The Russian-made An-24 aircraft operated by PMT Air crashed Monday during a storm while flying between Siem Reap — site of the famed Angkor Wat temple complex — and Sihanoukville on the southern coast.

Information Minister Khieu Kanharith announced that all aboard had been killed hours after the searchers located the crash site high on a forested mountain.

"All have died. It is confirmed," he said.

Thirteen South Korean and three Czech tourists were on board, as well as five Cambodian airline employees and a Russian co-pilot, officials said.

A helicopter spotted the crash site for the first time early Wednesday morning after some 1,000 soldiers and police mounted an urgent two-day search by land and air through treacherous jungle in rainy monsoon weather.

The plane crashed northeast of Bokor Mountain in Kampot province, according to provincial Deputy Governor Khoy Khun Huor, who said he saw the crash site from a helicopter. He said the wreckage did not appear to have been on fire.

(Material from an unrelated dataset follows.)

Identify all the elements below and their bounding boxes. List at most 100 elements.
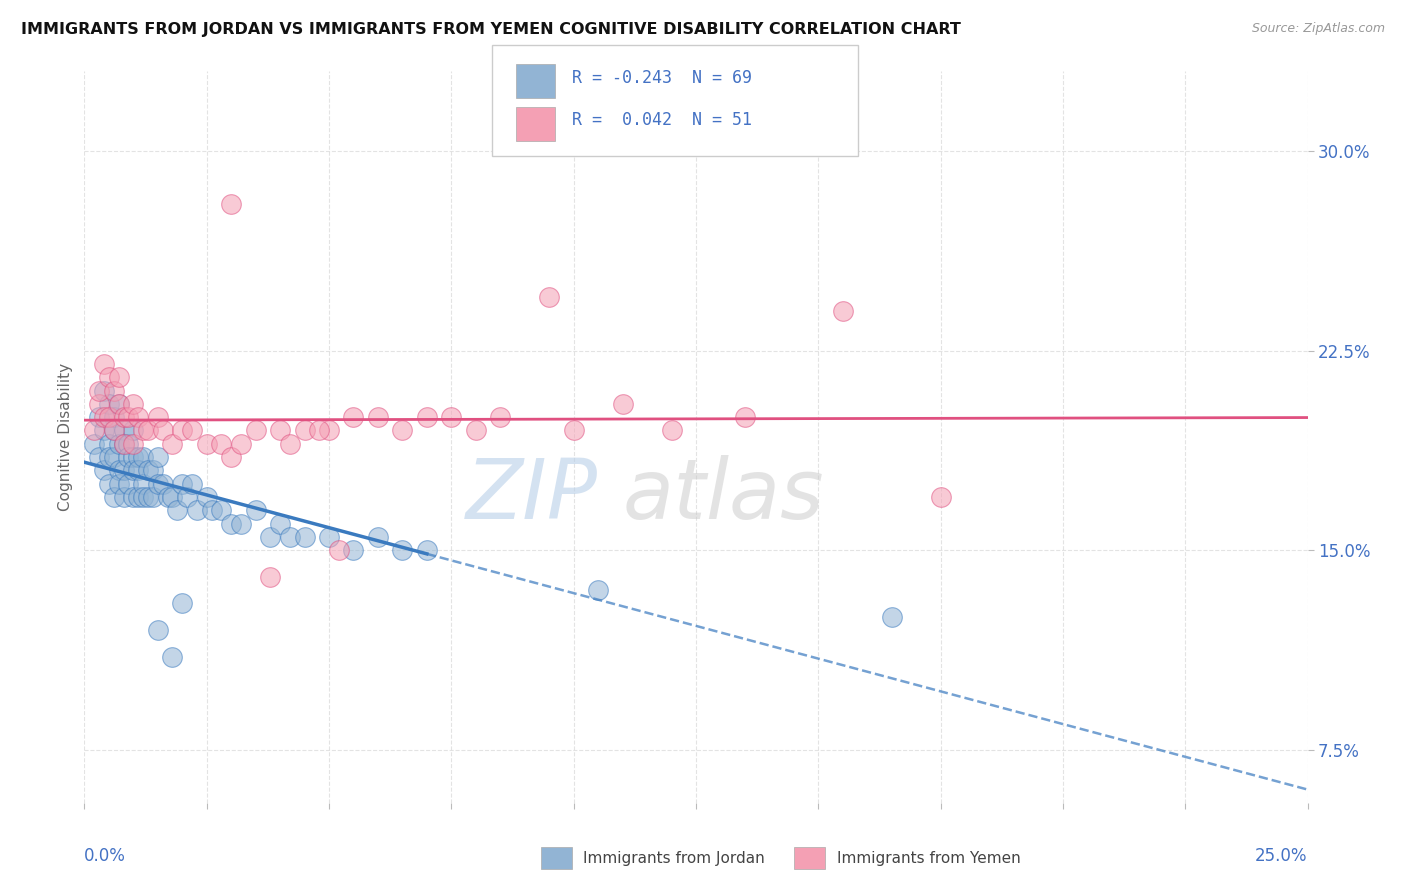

More than a dozen family members of some of the South Korean passengers arrived in Phnom Penh from Seoul late Tuesday to await news of the fate of their relatives.

Ly Thuch, a disaster management official, said the Cambodian government will pay for their accommodation while they are in the country.

PMT Air is a small Cambodia airline that began flights in January from Siem Reap to Sihanoukville, a new domestic route launched by the government to spur the country's burgeoning tourism industry.

Sar Sareth, the airline's director, said Tuesday that he did not know what year the crashed plane was built, but added that it was in "good condition" before taking off from Siem Reap on Monday.

"It was always in compliance with flight technical and safety procedures. But we cannot say anything yet (about the cause) because information is on the flight recorder," he said.